这是我的 scraper_spider.py 文件：

import scrapy

from scraper.items import ScraperItem
from scrapy.contrib.spiders import Rule
from scrapy.contrib.linkextractors import LinkExtractor


class scraperSpider(scrapy.Spider):
    name = "scraper"
    allowed_domains = ["www.ratemyprofessors.com"]
    start_urls = [
    "http://www.ratemyprofessors.com/search.jsp?queryBy=teacherName&schoolName=pennsylvania+state+university"
    ]

    rules = (
        Rule(LinkExtractor(restrict_xpaths=('//a[@class="nextLink"]')),callback='parse',follow=True),
        )

    def parse(self, response):
        # professors = []
        numOfPages = int(response.xpath('((//a[@class="step"])[last()])/text()').extract()[0])

        # create array of profile links
        profiles = response.xpath('//li[@class="listing PROFESSOR"]/a/@href').extract()

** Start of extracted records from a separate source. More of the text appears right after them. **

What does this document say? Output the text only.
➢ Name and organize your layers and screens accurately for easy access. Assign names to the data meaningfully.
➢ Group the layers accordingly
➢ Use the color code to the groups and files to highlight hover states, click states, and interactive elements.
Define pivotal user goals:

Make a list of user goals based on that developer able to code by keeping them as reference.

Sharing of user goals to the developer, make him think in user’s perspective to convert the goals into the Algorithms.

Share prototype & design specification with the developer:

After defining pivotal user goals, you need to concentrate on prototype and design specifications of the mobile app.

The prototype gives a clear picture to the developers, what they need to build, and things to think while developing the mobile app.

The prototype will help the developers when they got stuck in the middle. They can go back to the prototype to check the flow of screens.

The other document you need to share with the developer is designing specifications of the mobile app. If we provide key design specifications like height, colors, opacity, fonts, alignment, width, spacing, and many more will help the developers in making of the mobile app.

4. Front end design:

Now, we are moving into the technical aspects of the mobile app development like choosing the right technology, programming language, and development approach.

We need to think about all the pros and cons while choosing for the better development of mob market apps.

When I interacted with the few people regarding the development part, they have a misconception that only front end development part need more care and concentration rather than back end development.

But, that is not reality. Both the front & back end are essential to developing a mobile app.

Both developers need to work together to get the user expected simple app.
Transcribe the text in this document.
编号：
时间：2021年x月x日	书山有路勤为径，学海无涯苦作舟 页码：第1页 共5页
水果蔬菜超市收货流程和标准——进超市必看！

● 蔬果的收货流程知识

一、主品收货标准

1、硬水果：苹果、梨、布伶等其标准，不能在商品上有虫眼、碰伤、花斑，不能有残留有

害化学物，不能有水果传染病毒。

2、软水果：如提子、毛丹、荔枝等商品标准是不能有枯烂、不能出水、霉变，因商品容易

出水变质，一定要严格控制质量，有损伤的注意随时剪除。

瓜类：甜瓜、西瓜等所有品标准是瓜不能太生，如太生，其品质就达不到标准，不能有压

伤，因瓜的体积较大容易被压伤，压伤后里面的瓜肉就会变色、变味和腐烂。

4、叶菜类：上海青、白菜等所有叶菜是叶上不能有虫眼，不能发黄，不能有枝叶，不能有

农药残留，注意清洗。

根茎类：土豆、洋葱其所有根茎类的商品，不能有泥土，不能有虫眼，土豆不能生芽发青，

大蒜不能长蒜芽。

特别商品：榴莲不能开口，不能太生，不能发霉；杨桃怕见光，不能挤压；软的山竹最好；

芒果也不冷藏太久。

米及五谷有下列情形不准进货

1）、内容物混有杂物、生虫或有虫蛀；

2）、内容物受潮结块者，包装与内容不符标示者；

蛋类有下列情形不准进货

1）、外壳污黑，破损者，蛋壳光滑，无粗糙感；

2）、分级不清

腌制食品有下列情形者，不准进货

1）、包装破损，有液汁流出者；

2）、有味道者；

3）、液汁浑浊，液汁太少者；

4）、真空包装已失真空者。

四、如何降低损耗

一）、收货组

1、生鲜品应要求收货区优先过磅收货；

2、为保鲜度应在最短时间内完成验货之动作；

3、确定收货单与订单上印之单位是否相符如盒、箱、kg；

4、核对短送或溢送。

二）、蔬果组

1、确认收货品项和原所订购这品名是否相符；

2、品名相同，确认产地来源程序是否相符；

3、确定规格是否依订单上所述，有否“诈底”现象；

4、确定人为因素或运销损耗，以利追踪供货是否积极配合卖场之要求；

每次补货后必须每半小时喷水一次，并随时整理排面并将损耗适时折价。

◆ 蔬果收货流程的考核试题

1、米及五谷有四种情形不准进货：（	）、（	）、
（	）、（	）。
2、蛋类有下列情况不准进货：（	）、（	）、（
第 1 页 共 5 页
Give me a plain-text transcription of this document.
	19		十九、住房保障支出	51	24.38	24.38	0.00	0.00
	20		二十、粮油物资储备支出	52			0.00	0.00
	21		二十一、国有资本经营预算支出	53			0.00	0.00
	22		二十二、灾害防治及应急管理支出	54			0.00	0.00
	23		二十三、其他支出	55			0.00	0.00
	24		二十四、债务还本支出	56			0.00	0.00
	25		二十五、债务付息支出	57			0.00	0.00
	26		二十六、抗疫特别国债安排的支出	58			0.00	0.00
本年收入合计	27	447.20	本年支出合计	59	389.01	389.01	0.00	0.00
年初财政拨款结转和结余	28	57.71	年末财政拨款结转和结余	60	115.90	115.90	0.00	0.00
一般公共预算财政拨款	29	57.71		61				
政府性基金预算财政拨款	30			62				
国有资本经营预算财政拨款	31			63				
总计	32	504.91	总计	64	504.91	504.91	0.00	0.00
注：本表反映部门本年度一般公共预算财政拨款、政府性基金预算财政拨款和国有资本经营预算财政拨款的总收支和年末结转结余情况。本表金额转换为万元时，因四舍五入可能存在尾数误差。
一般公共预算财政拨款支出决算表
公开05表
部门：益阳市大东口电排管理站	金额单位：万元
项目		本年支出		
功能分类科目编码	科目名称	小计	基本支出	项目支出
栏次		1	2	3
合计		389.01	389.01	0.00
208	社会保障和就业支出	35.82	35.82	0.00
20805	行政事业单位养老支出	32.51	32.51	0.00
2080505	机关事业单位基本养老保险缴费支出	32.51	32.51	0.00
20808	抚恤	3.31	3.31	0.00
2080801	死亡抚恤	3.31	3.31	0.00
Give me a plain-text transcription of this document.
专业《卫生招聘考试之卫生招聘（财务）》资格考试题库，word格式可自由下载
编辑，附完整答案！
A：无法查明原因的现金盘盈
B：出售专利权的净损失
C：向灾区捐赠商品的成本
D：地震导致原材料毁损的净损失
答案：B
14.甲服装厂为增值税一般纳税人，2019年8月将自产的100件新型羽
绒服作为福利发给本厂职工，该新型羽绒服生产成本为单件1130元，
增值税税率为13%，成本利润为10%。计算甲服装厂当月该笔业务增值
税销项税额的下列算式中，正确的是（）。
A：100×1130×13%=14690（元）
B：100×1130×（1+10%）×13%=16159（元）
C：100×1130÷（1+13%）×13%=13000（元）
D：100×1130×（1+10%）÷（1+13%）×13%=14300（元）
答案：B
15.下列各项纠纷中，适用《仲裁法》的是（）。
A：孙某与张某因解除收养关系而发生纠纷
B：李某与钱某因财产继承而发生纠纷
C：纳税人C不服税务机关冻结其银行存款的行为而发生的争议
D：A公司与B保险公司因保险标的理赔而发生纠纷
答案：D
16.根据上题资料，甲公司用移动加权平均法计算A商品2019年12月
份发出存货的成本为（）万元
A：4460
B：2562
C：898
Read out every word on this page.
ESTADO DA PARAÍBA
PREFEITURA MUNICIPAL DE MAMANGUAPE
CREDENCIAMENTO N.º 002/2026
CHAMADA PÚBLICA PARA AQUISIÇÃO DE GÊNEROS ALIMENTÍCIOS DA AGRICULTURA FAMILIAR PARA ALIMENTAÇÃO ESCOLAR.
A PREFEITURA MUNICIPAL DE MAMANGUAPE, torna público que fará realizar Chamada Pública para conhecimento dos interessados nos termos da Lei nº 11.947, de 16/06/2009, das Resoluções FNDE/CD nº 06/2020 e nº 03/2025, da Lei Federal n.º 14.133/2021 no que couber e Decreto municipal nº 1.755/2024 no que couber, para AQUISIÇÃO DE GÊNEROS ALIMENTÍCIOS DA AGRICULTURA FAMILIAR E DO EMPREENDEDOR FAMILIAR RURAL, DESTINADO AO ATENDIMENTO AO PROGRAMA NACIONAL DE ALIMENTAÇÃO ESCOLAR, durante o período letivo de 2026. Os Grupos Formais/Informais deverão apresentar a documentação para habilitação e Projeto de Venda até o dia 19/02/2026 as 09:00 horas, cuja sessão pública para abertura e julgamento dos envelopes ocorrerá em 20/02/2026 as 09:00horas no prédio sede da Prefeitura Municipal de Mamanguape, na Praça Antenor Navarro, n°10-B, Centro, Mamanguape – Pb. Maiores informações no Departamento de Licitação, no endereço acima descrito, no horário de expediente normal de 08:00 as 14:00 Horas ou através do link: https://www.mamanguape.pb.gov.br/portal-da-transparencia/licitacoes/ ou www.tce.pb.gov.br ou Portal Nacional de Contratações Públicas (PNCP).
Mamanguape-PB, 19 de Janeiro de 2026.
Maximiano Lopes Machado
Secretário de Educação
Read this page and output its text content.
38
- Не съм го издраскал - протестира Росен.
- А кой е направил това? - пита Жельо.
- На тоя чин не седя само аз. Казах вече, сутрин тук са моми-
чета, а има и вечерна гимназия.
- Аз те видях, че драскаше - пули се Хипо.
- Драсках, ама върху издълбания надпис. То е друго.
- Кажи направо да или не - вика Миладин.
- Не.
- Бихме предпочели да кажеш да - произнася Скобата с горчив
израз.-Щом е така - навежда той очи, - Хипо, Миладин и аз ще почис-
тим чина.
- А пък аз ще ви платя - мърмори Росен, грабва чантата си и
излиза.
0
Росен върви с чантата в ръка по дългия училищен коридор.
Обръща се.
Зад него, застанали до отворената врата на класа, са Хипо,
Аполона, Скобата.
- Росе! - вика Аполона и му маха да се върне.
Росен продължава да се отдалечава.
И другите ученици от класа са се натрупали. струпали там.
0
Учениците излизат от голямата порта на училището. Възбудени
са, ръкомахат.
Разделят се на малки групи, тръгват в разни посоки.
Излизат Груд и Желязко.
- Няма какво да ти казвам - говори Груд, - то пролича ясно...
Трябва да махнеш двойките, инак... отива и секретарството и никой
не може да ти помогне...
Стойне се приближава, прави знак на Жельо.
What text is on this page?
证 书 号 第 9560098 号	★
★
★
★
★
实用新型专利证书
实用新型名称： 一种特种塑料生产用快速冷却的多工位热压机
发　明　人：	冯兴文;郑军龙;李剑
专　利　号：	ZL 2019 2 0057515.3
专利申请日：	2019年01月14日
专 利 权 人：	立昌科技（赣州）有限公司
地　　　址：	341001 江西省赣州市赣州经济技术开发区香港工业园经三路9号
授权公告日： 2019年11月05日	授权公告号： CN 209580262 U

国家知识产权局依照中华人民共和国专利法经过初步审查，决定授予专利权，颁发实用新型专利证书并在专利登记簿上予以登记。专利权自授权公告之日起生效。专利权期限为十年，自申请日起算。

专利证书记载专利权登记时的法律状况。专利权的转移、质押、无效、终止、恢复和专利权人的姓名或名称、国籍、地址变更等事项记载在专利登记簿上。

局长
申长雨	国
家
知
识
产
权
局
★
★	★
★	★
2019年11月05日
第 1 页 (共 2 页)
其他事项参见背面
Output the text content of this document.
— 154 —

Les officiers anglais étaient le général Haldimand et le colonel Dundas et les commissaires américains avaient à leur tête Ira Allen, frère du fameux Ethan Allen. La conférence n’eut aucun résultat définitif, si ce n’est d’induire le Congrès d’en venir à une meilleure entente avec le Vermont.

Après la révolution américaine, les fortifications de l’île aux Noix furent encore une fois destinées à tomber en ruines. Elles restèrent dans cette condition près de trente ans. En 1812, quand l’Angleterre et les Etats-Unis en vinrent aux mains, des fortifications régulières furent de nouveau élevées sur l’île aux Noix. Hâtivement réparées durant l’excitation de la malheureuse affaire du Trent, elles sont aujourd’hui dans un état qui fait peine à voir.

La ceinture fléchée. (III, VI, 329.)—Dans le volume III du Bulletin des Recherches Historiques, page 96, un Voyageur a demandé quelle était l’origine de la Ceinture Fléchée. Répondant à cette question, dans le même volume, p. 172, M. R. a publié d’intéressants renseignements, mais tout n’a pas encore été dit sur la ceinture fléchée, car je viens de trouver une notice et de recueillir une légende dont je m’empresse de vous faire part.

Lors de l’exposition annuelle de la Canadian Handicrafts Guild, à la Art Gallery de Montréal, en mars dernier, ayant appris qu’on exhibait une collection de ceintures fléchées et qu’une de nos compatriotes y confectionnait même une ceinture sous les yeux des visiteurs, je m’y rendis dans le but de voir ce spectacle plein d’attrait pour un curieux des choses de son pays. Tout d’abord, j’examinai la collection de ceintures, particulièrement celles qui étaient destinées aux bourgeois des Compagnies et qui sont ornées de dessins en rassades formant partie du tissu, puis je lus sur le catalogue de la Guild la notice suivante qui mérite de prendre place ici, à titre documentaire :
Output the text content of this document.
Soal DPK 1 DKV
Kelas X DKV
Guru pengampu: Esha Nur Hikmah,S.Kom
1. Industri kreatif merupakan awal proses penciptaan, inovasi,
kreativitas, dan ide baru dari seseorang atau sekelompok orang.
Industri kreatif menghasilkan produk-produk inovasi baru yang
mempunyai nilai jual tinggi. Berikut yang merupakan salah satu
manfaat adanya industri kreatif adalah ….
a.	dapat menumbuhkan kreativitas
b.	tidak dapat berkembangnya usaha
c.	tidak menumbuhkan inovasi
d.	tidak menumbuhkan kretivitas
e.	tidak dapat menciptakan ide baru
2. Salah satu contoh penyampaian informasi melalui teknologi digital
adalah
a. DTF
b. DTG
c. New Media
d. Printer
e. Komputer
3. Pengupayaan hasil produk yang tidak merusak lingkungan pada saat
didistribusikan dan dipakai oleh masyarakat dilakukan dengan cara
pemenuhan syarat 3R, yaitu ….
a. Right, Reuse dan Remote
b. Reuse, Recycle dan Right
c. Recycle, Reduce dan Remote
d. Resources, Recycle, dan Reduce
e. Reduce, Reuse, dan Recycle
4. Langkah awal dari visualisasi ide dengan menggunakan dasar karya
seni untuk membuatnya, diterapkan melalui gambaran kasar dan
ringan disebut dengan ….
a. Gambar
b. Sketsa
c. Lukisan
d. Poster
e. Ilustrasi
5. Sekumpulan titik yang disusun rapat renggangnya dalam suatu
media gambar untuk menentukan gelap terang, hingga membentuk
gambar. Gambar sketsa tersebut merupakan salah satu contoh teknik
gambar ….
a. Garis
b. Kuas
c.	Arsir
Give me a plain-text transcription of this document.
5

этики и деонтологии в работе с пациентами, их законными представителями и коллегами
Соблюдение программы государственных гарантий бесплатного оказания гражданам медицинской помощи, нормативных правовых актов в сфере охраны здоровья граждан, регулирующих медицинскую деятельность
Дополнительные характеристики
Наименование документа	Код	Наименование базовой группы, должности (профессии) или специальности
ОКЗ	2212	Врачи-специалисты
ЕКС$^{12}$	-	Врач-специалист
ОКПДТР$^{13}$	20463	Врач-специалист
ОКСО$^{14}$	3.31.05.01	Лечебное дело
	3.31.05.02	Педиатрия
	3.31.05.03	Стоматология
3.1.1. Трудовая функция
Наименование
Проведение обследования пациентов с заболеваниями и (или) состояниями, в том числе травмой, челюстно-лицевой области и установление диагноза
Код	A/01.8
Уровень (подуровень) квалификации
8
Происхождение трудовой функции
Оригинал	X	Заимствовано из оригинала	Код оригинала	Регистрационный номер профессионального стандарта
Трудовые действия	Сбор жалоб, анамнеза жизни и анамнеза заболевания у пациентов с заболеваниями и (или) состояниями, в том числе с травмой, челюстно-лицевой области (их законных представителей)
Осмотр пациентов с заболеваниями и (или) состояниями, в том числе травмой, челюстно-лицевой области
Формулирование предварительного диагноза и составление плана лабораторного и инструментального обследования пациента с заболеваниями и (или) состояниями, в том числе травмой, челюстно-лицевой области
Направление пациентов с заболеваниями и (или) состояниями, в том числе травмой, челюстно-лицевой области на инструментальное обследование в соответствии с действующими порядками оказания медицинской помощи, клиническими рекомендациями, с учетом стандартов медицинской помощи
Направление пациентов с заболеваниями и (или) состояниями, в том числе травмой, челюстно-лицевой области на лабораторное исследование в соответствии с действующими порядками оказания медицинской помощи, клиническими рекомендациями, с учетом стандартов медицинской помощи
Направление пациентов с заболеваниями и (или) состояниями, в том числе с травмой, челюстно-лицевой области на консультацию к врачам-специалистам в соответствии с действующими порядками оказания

        # for each of those links
        for profile in profiles:
            # define item
            professor = ScraperItem();

            # add profile to professor
            professor["profile"] = profile

            # pass each page to the parse_profile() method
            request = scrapy.Request("http://www.ratemyprofessors.com"+profile,
                 callback=self.parse_profile)
            request.meta["professor"] = professor

            # add professor to array of professors
            yield request


    def parse_profile(self, response):
        professor = response.meta["professor"]

        if response.xpath('//*[@class="pfname"]'):
            # scrape each item from the link that was passed as an argument and add to current professor
            professor["firstMiddleName"] = response.xpath('//h1[@class="profname"]/span[@class="pfname"][1]/text()').extract() 

        if response.xpath('//*[@class="plname"]'):
            professor["lastName"] = response.xpath('//h1[@class="profname"]/span[@class="plname"]/text()').extract()

        if response.xpath('//*[@class="table-toggle rating-count active"]'):
            professor["numOfRatings"] = response.xpath('//div[@class="table-toggle rating-count active"]/text()').extract()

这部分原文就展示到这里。